OpenStack Swift mid-cycle hackathon summary
Last week more than 30 people from all over the world met at the Rackspace office in San Antonio, TX for the Swift mid-cycle hackathon. All major companies contributing to Swift sent people, including Fujitsu, HPE, IBM, Intel, NTT, Rackspace, Red Hat, and Swiftstack. As always it was a packed week with a lot of deep technical discussions around current and future changes within Swift.
There are always way more topics to discuss than time, therefore we collected topics first and everyone voted afterwards. We came up with the following major discussions that are currently most interesting within our community:
- Hummingbird replication
- Crypto – what’s next
- Partition power increase
- High-latency media
- Container sharding
- Golang – how to get it accepted in master
- Policy migration
There were a lot more topics, and I like to highlight a few of them.
H9D aka Hummingbird / Golang
This was a big topic – as expected. It has been shown by Rackspace already that H9D improves the performance of the object servers and replication significantly compared to the current Python implementation. There were also some investigations if it would be possible to improve the speed using PyPy and other improvements; however the major problem is that Python blocks processes on file I/O, no matter if it is async IO or not. Sam wrote a very nice summary about this earlier on 1.
NTT also benchmarked H9D, and showed some impressive numbers as well. Shortly summarized, throughput increased 5-10x depending on parameters like object size and the like. It seems disks are no longer the bottleneck – now the proxy CPU is the new bottleneck. That said, inode cache memory seems to be even more important because with H9D one can do many more disk requests.
Of course there were also discussions about another proposal to accept golang within OpenStack and discussions will continue 2. My personal view is that the H9D implementation has some major advantages and hopefully (a refactored subset) will be accepted to be merged to master.
Crypto retro & what’s next
Swift 2.9.0 has been released the past week and includes the merged crypto branch 3. Kudos to everyone involved, especially Janie and Alistair! This middleware make it possible for operators to fully encrypt object data on disk.
We did a retro on the work done so far; it has been the third time that we used a feature branch and a final soft-freeze to land a major change within Swift. There are pros and cons for this, but overall it worked pretty well again. It also made sense that reviewers stepped in late in the process, because this added new sights onto the whole work. Soft freezes also enforce more reviewers to contribute to it and get it merged finally.
Swiftstack benchmarked the crypto branch; as expected the throughput decreases somewhat with crypto enabled (especially with small objects), while proxy CPU usage increases. There were some discussions about improving the performance, and it seems the impact from checksumming is significant here.
Next steps to improve the crypto middleware is to work on some external key master implementations (for example using Barbican) as well as key rotation.
Partition power increase
Finally there is a patch ready for review now, that will allow an operator to increase the partition power without downtime for end users 4.

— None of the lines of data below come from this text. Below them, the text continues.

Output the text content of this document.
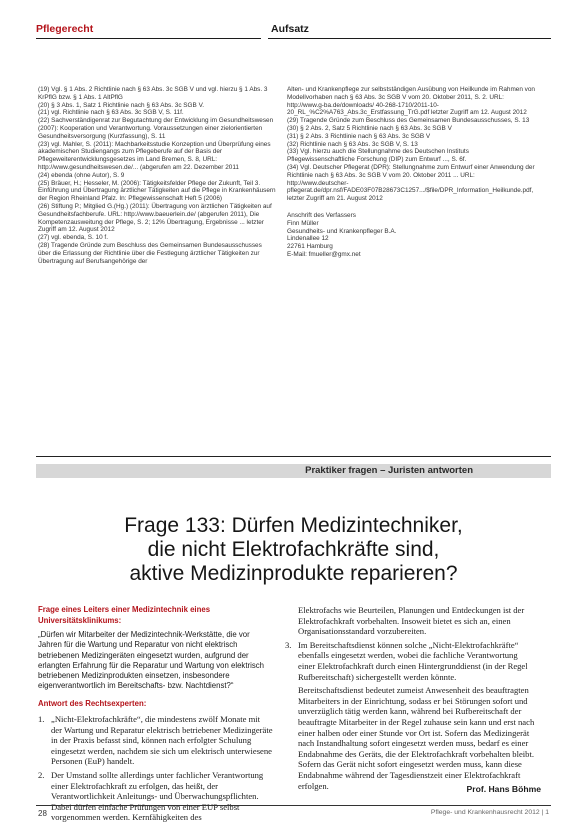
Pflegerecht	Aufsatz

(19) Vgl. § 1 Abs. 2 Richtlinie nach § 63 Abs. 3c SGB V und vgl. hierzu § 1 Abs. 3 KrPflG bzw. § 1 Abs. 1 AltPflG

(20) § 3 Abs. 1, Satz 1 Richtlinie nach § 63 Abs. 3c SGB V.

(21) vgl. Richtlinie nach § 63 Abs. 3c SGB V, S. 11f.

(22) Sachverständigenrat zur Begutachtung der Entwicklung im Gesundheitswesen (2007): Kooperation und Verantwortung. Voraussetzungen einer zielorientierten Gesundheitsversorgung (Kurzfassung), S. 11

(23) vgl. Mahler, S. (2011): Machbarkeitsstudie Konzeption und Überprüfung eines akademischen Studiengangs zum Pflegeberufe auf der Basis der Pflegeweiterentwicklungsgesetzes im Land Bremen, S. 8, URL: http://www.gesundheitswesen.de/... (abgerufen am 22. Dezember 2011

(24) ebenda (ohne Autor), S. 9

(25) Bräuer, H.; Hesseler, M. (2006): Tätigkeitsfelder Pflege der Zukunft, Teil 3. Einführung und Übertragung ärztlicher Tätigkeiten auf die Pflege in Krankenhäusern der Region Rheinland Pfalz. In: Pflegewissenschaft Heft 5 (2006)

(26) Stiftung P.; Mitglied G.(Hg.) (2011): Übertragung von ärztlichen Tätigkeiten auf Gesundheitsfachberufe. URL: http://www.baeuerlein.de/ (abgerufen 2011), Die Kompetenzausweitung der Pflege, S. 2; 12% Übertragung, Ergebnisse ... letzter Zugriff am 12. August 2012

(27) vgl. ebenda, S. 10 f.

(28) Tragende Gründe zum Beschluss des Gemeinsamen Bundesausschusses über die Erlassung der Richtlinie über die Festlegung ärztlicher Tätigkeiten zur Übertragung auf Berufsangehörige der

Alten- und Krankenpflege zur selbstständigen Ausübung von Heilkunde im Rahmen von Modellvorhaben nach § 63 Abs. 3c SGB V vom 20. Oktober 2011, S. 2. URL: http://www.g-ba.de/downloads/ 40-268-1710/2011-10-20_RL_%C2%A763_Abs.3c_Erstfassung_TrG.pdf letzter Zugriff am 12. August 2012

(29) Tragende Gründe zum Beschluss des Gemeinsamen Bundesausschusses, S. 13

(30) § 2 Abs. 2, Satz 5 Richtlinie nach § 63 Abs. 3c SGB V

(31) § 2 Abs. 3 Richtlinie nach § 63 Abs. 3c SGB V

(32) Richtlinie nach § 63 Abs. 3c SGB V, S. 13

(33) Vgl. hierzu auch die Stellungnahme des Deutschen Instituts Pflegewissenschaftliche Forschung (DIP) zum Entwurf ..., S. 6f.

(34) Vgl. Deutscher Pflegerat (DPR): Stellungnahme zum Entwurf einer Anwendung der Richtlinie nach § 63 Abs. 3c SGB V vom 20. Oktober 2011 ... URL: http://www.deutscher-pflegerat.de/dpr.nsf/FADE03F07B28673C1257.../$file/DPR_Information_Heilkunde.pdf, letzter Zugriff am 21. August 2012

Anschrift des Verfassers

Finn Müller

Gesundheits- und Krankenpfleger B.A.

Lindenallee 12

22761 Hamburg

E-Mail: fmueller@gmx.net

Praktiker fragen – Juristen antworten
Frage 133: Dürfen Medizintechniker,
die nicht Elektrofachkräfte sind,
aktive Medizinprodukte reparieren?

Frage eines Leiters einer Medizintechnik eines Universitätsklinikums:

„Dürfen wir Mitarbeiter der Medizintechnik-Werkstätte, die vor Jahren für die Wartung und Reparatur von nicht elektrisch betriebenen Medizingeräten eingesetzt wurden, aufgrund der erlangten Erfahrung für die Reparatur und Wartung von elektrisch betriebenen Medizinprodukten einsetzen, insbesondere eigenverantwortlich im Bereitschafts- bzw. Nachtdienst?“

Antwort des Rechtsexperten:

1. „Nicht-Elektrofachkräfte“, die mindestens zwölf Monate mit der Wartung und Reparatur elektrisch betriebener Medizingeräte in der Praxis befasst sind, können nach erfolgter Schulung eingesetzt werden, nachdem sie sich um elektrisch unterwiesene Personen (EuP) handelt.
2. Der Umstand sollte allerdings unter fachlicher Verantwortung einer Elektrofachkraft zu erfolgen, das heißt, der Verantwortlichkeit Anleitungs- und Überwachungspflichten. Dabei dürfen einfache Prüfungen von einer EUP selbst vorgenommen werden. Kernfähigkeiten des
Elektrofachs wie Beurteilen, Planungen und Entdeckungen ist der Elektrofachkraft vorbehalten. Insoweit bietet es sich an, einen Organisationsstandard vorzubereiten.
3. Im Bereitschaftsdienst können solche „Nicht-Elektrofachkräfte“ ebenfalls eingesetzt werden, wobei die fachliche Verantwortung einer Elektrofachkraft durch einen Hintergrunddienst (in der Regel Rufbereitschaft) sichergestellt werden könnte.
Bereitschaftsdienst bedeutet zumeist Anwesenheit des beauftragten Mitarbeiters in der Einrichtung, sodass er bei Störungen sofort und unverzüglich tätig werden kann, während bei Rufbereitschaft der beauftragte Mitarbeiter in der Regel zuhause sein kann und erst nach einer halben oder einer Stunde vor Ort ist. Sofern das Medizingerät nach Instandhaltung sofort eingesetzt werden muss, bedarf es einer Endabnahme des Geräts, die der Elektrofachkraft vorbehalten bleibt. Sofern das Gerät nicht sofort eingesetzt werden muss, kann diese Endabnahme während der Tagesdienstzeit einer Elektrofachkraft erfolgen.	Prof. Hans Böhme
28	Pflege- und Krankenhausrecht 2012 | 1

I gave an overview about the implementation, and also showcased a demo how this works. Based on discussions during the last week I spotted some minor eventualities that have been fixed meanwhile, and I hope to get this merged before Barcelona. We somewhat dreamed about a future Swift that might be usable with automatic partition power increase, where an operator needs to think about this much less than today.
There are some proposed middlewares that are important to their authors, and we discussed quite a few of them. This includes:
- High-latency media (aka archiving)
The idea to support high-latency media is to use cold storage (like tape or other public cloud object storage with a possible multi-hour latency) for less frequently accessed data and especially to offer a low-cost long-term archival solution based on Swift 5. This is somewhat challenging for the upstream community, because most contributors don’t have access to large enterprise tape libraries for testing. In the end this middleware needs to be supported by the community, and a stand-alone repository outside of Swift itself might make most sense therefore (similar to the swift3 middleware 6).
A new proposal to implement true history-based versioning has been proposed earlier on, and some open questions have been talked about. This should land hopefully soon, adding an improved way to versioning compared to today’s stack-based versioning 7.
Sending out notifications based on writes to Swift have been discussed earlier on, and thankfully Zaqar now supports temporary signed urls, solving some of the issues we faced earlier on. I’ll update my patch shortly 8. There is also another option to use oslo.messaging. All in all, the whole idea will be to use a best-effort approach – it’s simply not possible to guarantee a notification has been delivered successfully without blocking requests.
As of today it’s a good idea to avoid billions of objects in a single container in Swift, because writes to that container can get slow then. Matt started working on container sharding sometime ago 9, and iterated once again because he faced new problems with the previous ideas. My impression is that the new idea is getting much closer to something that will eventually be merged, thanks to Matt’s persistence on this topic.
There were a lot more (smaller) topics that have been discussed, but this should give you an overview of the current work going on in the Swift community and the interesting new features that we’ll see hopefully soon in Swift itself. Thanks everyone who contributed and participated and special thanks to Richard for organizing the hackathon – it was a great week and I’m looking forward to the next months!